Temos pela frente um ano duríssimo, com possibilidade de assistirmos à pior queda do PIB desde a origem das Contas Nacionais, iniciadas na década de 1940. Quero, no final, compartilhar uma reflexão amarga com os leitores. A década de 1980 é conhecida no Brasil como a “década perdida”, porque nela tivemos uma queda acumulada do PIB per capita de 4%. Mesmo assim, nos tempos em que eu dava aula costumava dizer que isso ocorreu em termos quantitativos, mas que naqueles anos houve três grandes avanços:
1) o diagnóstico da crise, que propiciou as medidas posteriores;
2) o início da constituição de um melhor arcabouço fiscal para lidar com os desastres anteriores;
3) e, o mais importante, a recuperação das liberdades democráticas.

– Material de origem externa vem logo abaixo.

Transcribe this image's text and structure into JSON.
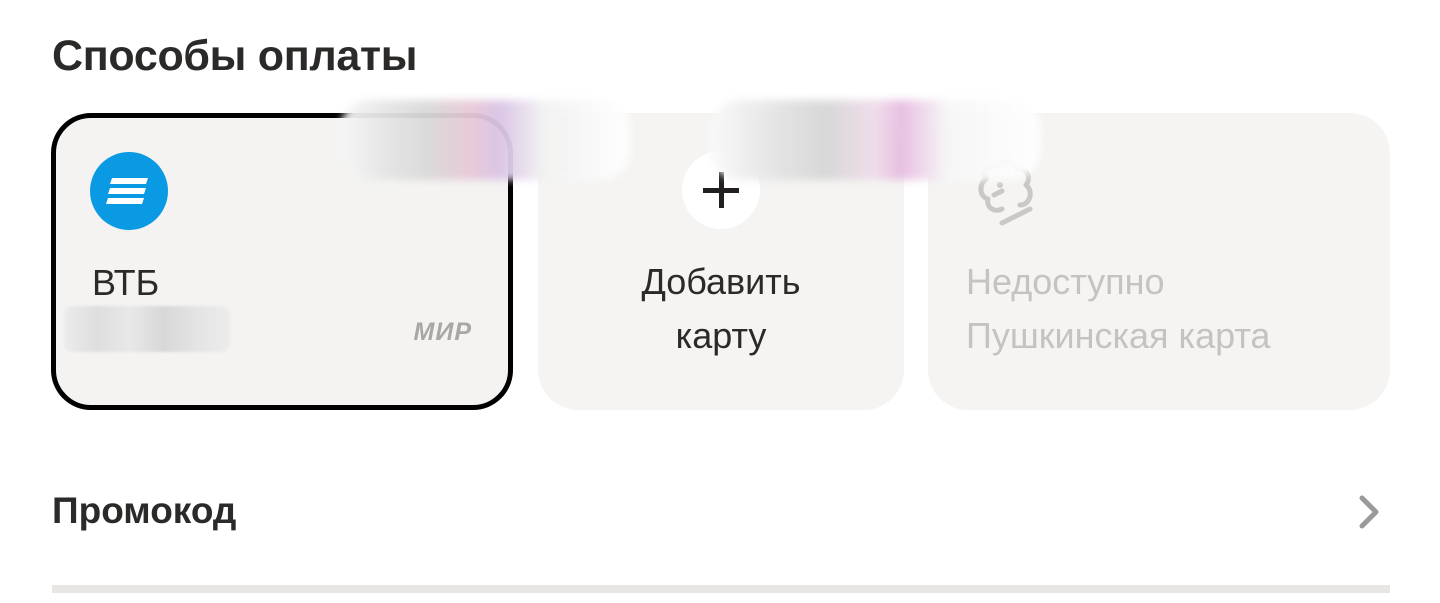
{
  "section": {
    "title": "Способы оплаты"
  },
  "cards": {
    "vtb": {
      "bank_name": "ВТБ",
      "payment_system": "МИР",
      "icon": "vtb-bank-logo"
    },
    "add": {
      "label": "Добавить карту",
      "icon": "plus-icon"
    },
    "pushkin": {
      "status": "Недоступно",
      "name": "Пушкинская карта",
      "icon": "pushkin-logo"
    }
  },
  "promo": {
    "label": "Промокод",
    "icon": "chevron-right-icon"
  },
  "colors": {
    "selected_border": "#000000",
    "card_background": "#f5f4f2",
    "vtb_blue": "#0a9ae3",
    "disabled_text": "#c4c3c1"
  }
}
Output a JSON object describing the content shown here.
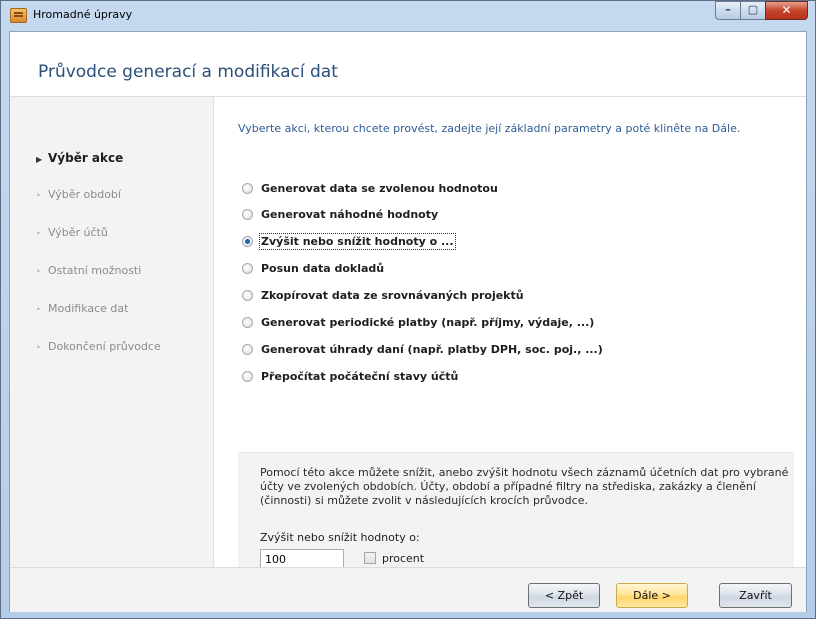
{
  "window": {
    "title": "Hromadné úpravy",
    "controls": {
      "minimize": "–",
      "maximize": "▢",
      "close": "✕"
    }
  },
  "header": {
    "title": "Průvodce generací a modifikací dat"
  },
  "sidebar": {
    "steps": [
      {
        "label": "Výběr akce",
        "active": true
      },
      {
        "label": "Výběr období",
        "active": false
      },
      {
        "label": "Výběr účtů",
        "active": false
      },
      {
        "label": "Ostatní možnosti",
        "active": false
      },
      {
        "label": "Modifikace dat",
        "active": false
      },
      {
        "label": "Dokončení průvodce",
        "active": false
      }
    ]
  },
  "main": {
    "instruction": "Vyberte akci, kterou chcete provést, zadejte její základní parametry a poté klinête na Dále.",
    "options": [
      {
        "label": "Generovat data se zvolenou hodnotou",
        "checked": false
      },
      {
        "label": "Generovat náhodné hodnoty",
        "checked": false
      },
      {
        "label": "Zvýšit nebo snížit hodnoty o ...",
        "checked": true
      },
      {
        "label": "Posun data dokladů",
        "checked": false
      },
      {
        "label": "Zkopírovat data ze srovnávaných projektů",
        "checked": false
      },
      {
        "label": "Generovat periodické platby (např. příjmy, výdaje, ...)",
        "checked": false
      },
      {
        "label": "Generovat úhrady daní (např. platby DPH, soc. poj., ...)",
        "checked": false
      },
      {
        "label": "Přepočítat počáteční stavy účtů",
        "checked": false
      }
    ],
    "description": "Pomocí této akce můžete snížit, anebo zvýšit hodnotu všech záznamů účetních dat pro vybrané účty ve zvolených obdobích. Účty, období a případné filtry na střediska, zakázky a členění (činnosti) si můžete zvolit v následujících krocích průvodce.",
    "amount_label": "Zvýšit nebo snížit hodnoty o:",
    "amount_value": "100",
    "percent_label": "procent",
    "percent_checked": false
  },
  "footer": {
    "back_label": "< Zpět",
    "next_label": "Dále >",
    "close_label": "Zavřít"
  }
}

Agora, além de estarmos a caminho de termos uma renda per capita em 2020 pelo menos 5 % inferior à de 2010, estamos dando sequência a uma página negra de nossa história. Anos em que tivemos desde uma corrupção desenfreada, até todo tipo de equívocos em relação ao meio ambiente, à inserção do Brasil no mundo, à educação, à postura diante da ciência e ao papel da política, quando o bom senso saiu de férias. Ousaria prever que o período 2011/2020 será conhecido no futuro pela historiografia como a “década infame”, quando o país se desencontrou de si mesmo. Pior que a década perdida.